Major oil producer Kazakhstan plans to commission a new refinery by 2033 to eliminate domestic fuel shortages and become a net fuel exporter, The Caspian Post reports, citing Vice Minister of Energy, Kaiyrkhan Tutkyshbayev.
The new refinery, which will be Kazakhstan’s fourth, will have a processing capacity of 10 million tons of crude oil per year.
Work on the planning and feasibility studies has started, the energy official was quoted as saying.
Earlier this month, Tutkyshbayev said that the central region of Ulytau is being considered as a location to host the new refinery.
Last week, Kazakhstan’s Ambassador to Kuwait, Yerzhan Yelekeyev, said at a meeting with Kuwait’s Oil Minister Tariq Al-Roumi that Kuwait could find investment opportunities in Kazakhstan’s oil refining sector, including the construction of the fourth oil refinery currently under consideration.

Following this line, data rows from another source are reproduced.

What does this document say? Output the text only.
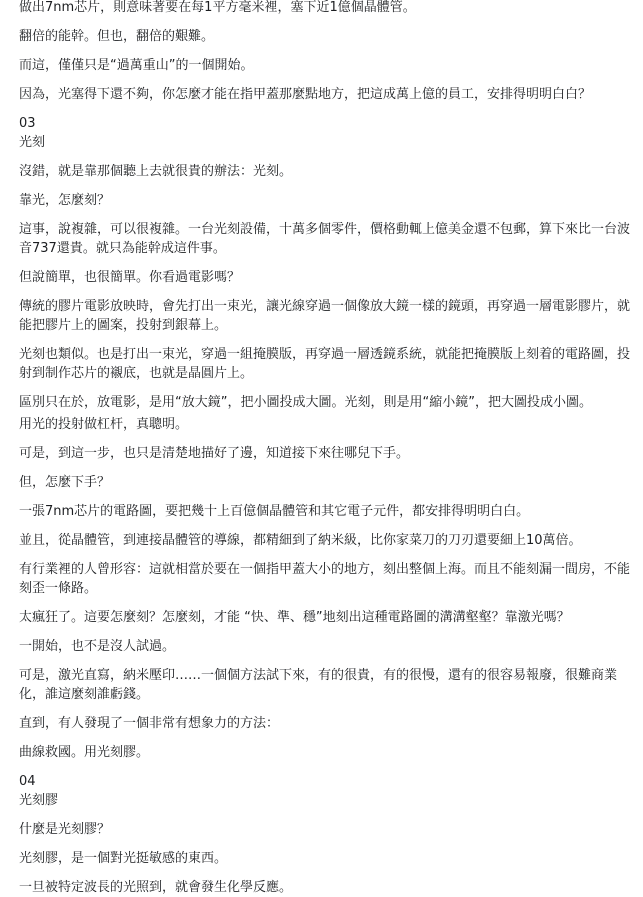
做出7nm芯片，則意味著要在每1平方毫米裡，塞下近1億個晶體管。

翻倍的能幹。但也，翻倍的艱難。

而這，僅僅只是“過萬重山”的一個開始。

因為，光塞得下還不夠，你怎麼才能在指甲蓋那麼點地方，把這成萬上億的員工，安排得明明白白？

03

光刻

沒錯，就是靠那個聽上去就很貴的辦法：光刻。

靠光，怎麼刻？

這事，說複雜，可以很複雜。一台光刻設備，十萬多個零件，價格動輒上億美金還不包郵，算下來比一台波音737還貴。就只為能幹成這件事。

但說簡單，也很簡單。你看過電影嗎？

傳統的膠片電影放映時，會先打出一束光，讓光線穿過一個像放大鏡一樣的鏡頭，再穿過一層電影膠片，就能把膠片上的圖案，投射到銀幕上。

光刻也類似。也是打出一束光，穿過一組掩膜版，再穿過一層透鏡系統，就能把掩膜版上刻着的電路圖，投射到制作芯片的襯底，也就是晶圓片上。

區別只在於，放電影，是用“放大鏡”，把小圖投成大圖。光刻，則是用“縮小鏡”，把大圖投成小圖。

用光的投射做杠杆，真聰明。

可是，到這一步，也只是清楚地描好了邊，知道接下來往哪兒下手。

但，怎麼下手？

一張7nm芯片的電路圖，要把幾十上百億個晶體管和其它電子元件，都安排得明明白白。

並且，從晶體管，到連接晶體管的導線，都精細到了納米級，比你家菜刀的刀刃還要細上10萬倍。

有行業裡的人曾形容：這就相當於要在一個指甲蓋大小的地方，刻出整個上海。而且不能刻漏一間房，不能刻歪一條路。

太瘋狂了。這要怎麼刻？怎麼刻，才能 “快、準、穩”地刻出這種電路圖的溝溝壑壑？靠激光嗎？

一開始，也不是沒人試過。

可是，激光直寫，納米壓印……一個個方法試下來，有的很貴，有的很慢，還有的很容易報廢，很難商業化，誰這麼刻誰虧錢。

直到，有人發現了一個非常有想象力的方法：

曲線救國。用光刻膠。

04

光刻膠

什麼是光刻膠？

光刻膠，是一個對光挺敏感的東西。

一旦被特定波長的光照到，就會發生化學反應。
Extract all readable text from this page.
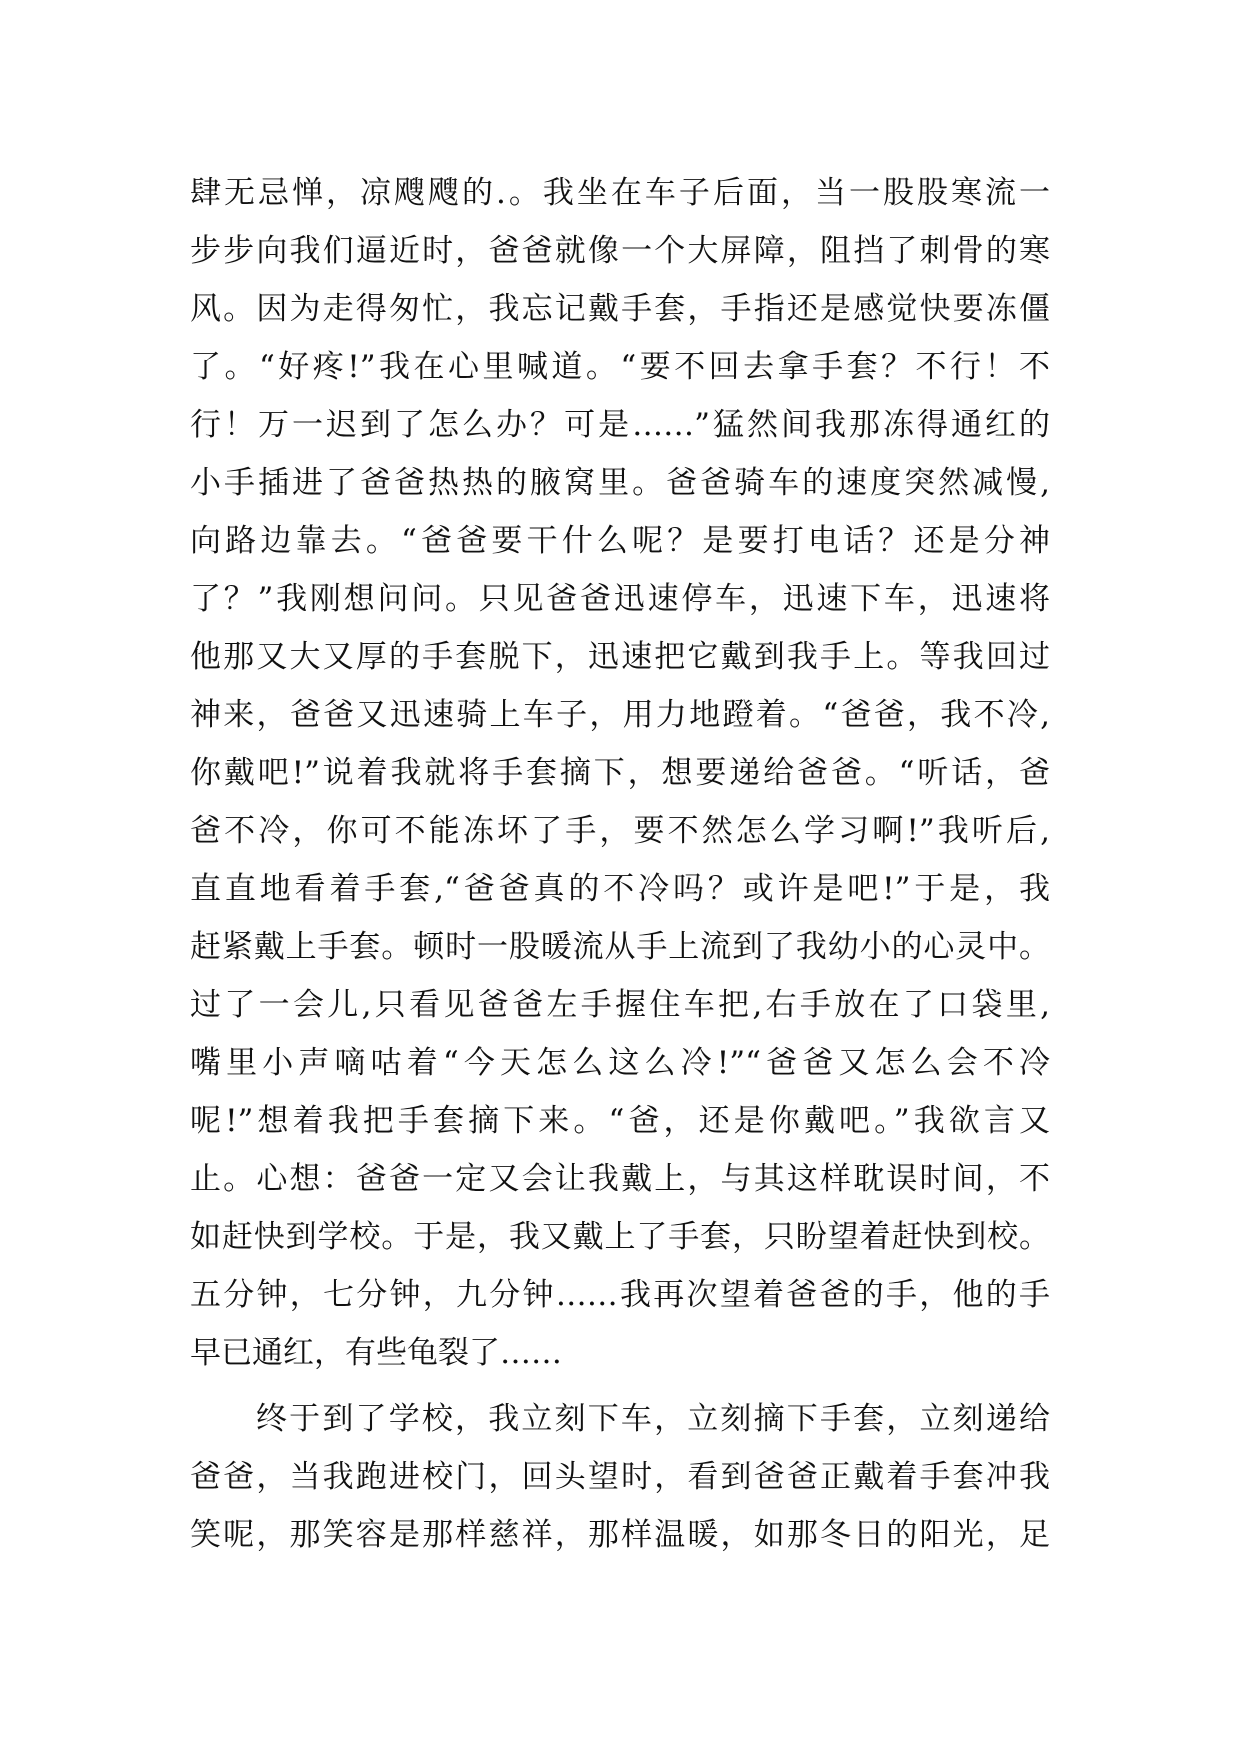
肆无忌惮，凉飕飕的.。我坐在车子后面，当一股股寒流一
步步向我们逼近时，爸爸就像一个大屏障，阻挡了刺骨的寒
风。因为走得匆忙，我忘记戴手套，手指还是感觉快要冻僵
了。“好疼!”我在心里喊道。“要不回去拿手套？不行！不
行！万一迟到了怎么办？可是……”猛然间我那冻得通红的
小手插进了爸爸热热的腋窝里。爸爸骑车的速度突然减慢,
向路边靠去。“爸爸要干什么呢？是要打电话？还是分神
了？”我刚想问问。只见爸爸迅速停车，迅速下车，迅速将
他那又大又厚的手套脱下，迅速把它戴到我手上。等我回过
神来，爸爸又迅速骑上车子，用力地蹬着。“爸爸，我不冷,
你戴吧!”说着我就将手套摘下，想要递给爸爸。“听话，爸
爸不冷，你可不能冻坏了手，要不然怎么学习啊!”我听后,
直直地看着手套,“爸爸真的不冷吗？或许是吧!”于是，我
赶紧戴上手套。顿时一股暖流从手上流到了我幼小的心灵中。
过了一会儿,只看见爸爸左手握住车把,右手放在了口袋里,
嘴里小声嘀咕着“今天怎么这么冷!”“爸爸又怎么会不冷
呢!”想着我把手套摘下来。“爸，还是你戴吧。”我欲言又
止。心想：爸爸一定又会让我戴上，与其这样耽误时间，不
如赶快到学校。于是，我又戴上了手套，只盼望着赶快到校。
五分钟，七分钟，九分钟……我再次望着爸爸的手，他的手
早已通红，有些龟裂了……
终于到了学校，我立刻下车，立刻摘下手套，立刻递给
爸爸，当我跑进校门，回头望时，看到爸爸正戴着手套冲我
笑呢，那笑容是那样慈祥，那样温暖，如那冬日的阳光，足
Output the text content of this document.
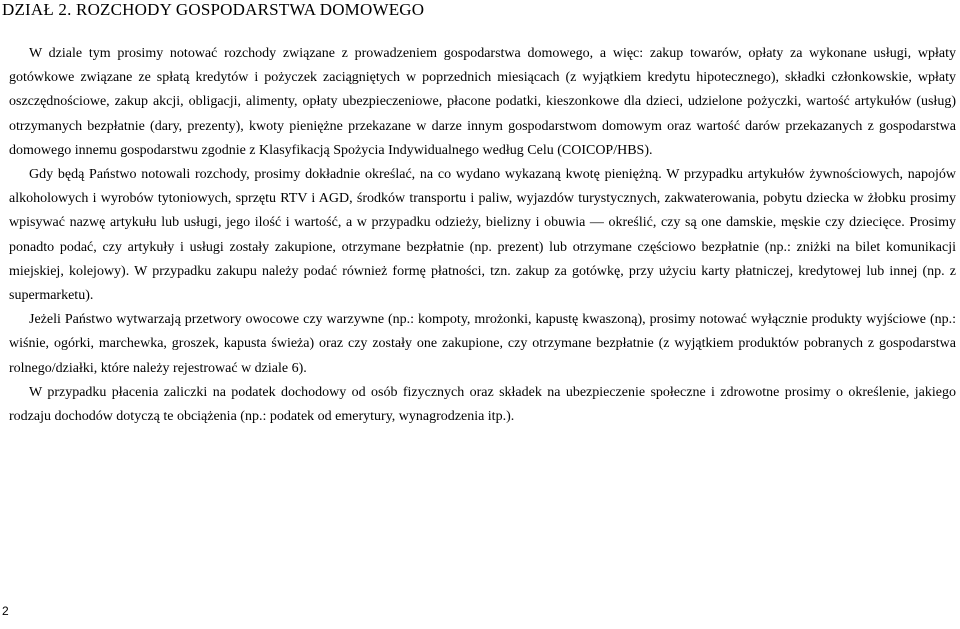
DZIAŁ 2. ROZCHODY GOSPODARSTWA DOMOWEGO

W dziale tym prosimy notować rozchody związane z prowadzeniem gospodarstwa domowego, a więc: zakup towarów, opłaty za wykonane usługi, wpłaty gotówkowe związane ze spłatą kredytów i pożyczek zaciągniętych w poprzednich miesiącach (z wyjątkiem kredytu hipotecznego), składki członkowskie, wpłaty oszczędnościowe, zakup akcji, obligacji, alimenty, opłaty ubezpieczeniowe, płacone podatki, kieszonkowe dla dzieci, udzielone pożyczki, wartość artykułów (usług) otrzymanych bezpłatnie (dary, prezenty), kwoty pieniężne przekazane w darze innym gospodarstwom domowym oraz wartość darów przekazanych z gospodarstwa domowego innemu gospodarstwu zgodnie z Klasyfikacją Spożycia Indywidualnego według Celu (COICOP/HBS).

Gdy będą Państwo notowali rozchody, prosimy dokładnie określać, na co wydano wykazaną kwotę pieniężną. W przypadku artykułów żywnościowych, napojów alkoholowych i wyrobów tytoniowych, sprzętu RTV i AGD, środków transportu i paliw, wyjazdów turystycznych, zakwaterowania, pobytu dziecka w żłobku prosimy wpisywać nazwę artykułu lub usługi, jego ilość i wartość, a w przypadku odzieży, bielizny i obuwia — określić, czy są one damskie, męskie czy dziecięce. Prosimy ponadto podać, czy artykuły i usługi zostały zakupione, otrzymane bezpłatnie (np. prezent) lub otrzymane częściowo bezpłatnie (np.: zniżki na bilet komunikacji miejskiej, kolejowy). W przypadku zakupu należy podać również formę płatności, tzn. zakup za gotówkę, przy użyciu karty płatniczej, kredytowej lub innej (np. z supermarketu).

Jeżeli Państwo wytwarzają przetwory owocowe czy warzywne (np.: kompoty, mrożonki, kapustę kwaszoną), prosimy notować wyłącznie produkty wyjściowe (np.: wiśnie, ogórki, marchewka, groszek, kapusta świeża) oraz czy zostały one zakupione, czy otrzymane bezpłatnie (z wyjątkiem produktów pobranych z gospodarstwa rolnego/działki, które należy rejestrować w dziale 6).

W przypadku płacenia zaliczki na podatek dochodowy od osób fizycznych oraz składek na ubezpieczenie społeczne i zdrowotne prosimy o określenie, jakiego rodzaju dochodów dotyczą te obciążenia (np.: podatek od emerytury, wynagrodzenia itp.).

2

Kazakhstan plans to build a new large refinery and boost existing refining capacity to more than double its crude processing capacity by 2040, Energy Minister Yerlan Akenzhenov said at the end of last year.
In 2024, the refining processing rate of the OPEC+ oil producer was 18 million tons per year. Expansion of existing capacity will boost the oil refining volumes between 2025 and 2032, from the current 18 million tons per year to 30 million tons per year, the minister said.
Then, by 2040, Kazakhstan plans to launch a new large-scale refinery with a capacity of 10 million tons per year.
All these expansions are set to more than double oil refining capacity to 40 million tons annually by 2040 from 18 million tons per year now.
With the capacity expansion comes the target to double petroleum product output to 29.2 million tons by 2040, up from 14.55 million tons expected for the current year.
Earlier this year, Talgat Makuov, deputy director of the energy ministry’s oil transportation and refining department, said that Kazakhstan’s goal to more than double its refining capacity would need investments of between $15 billion and $19 billion.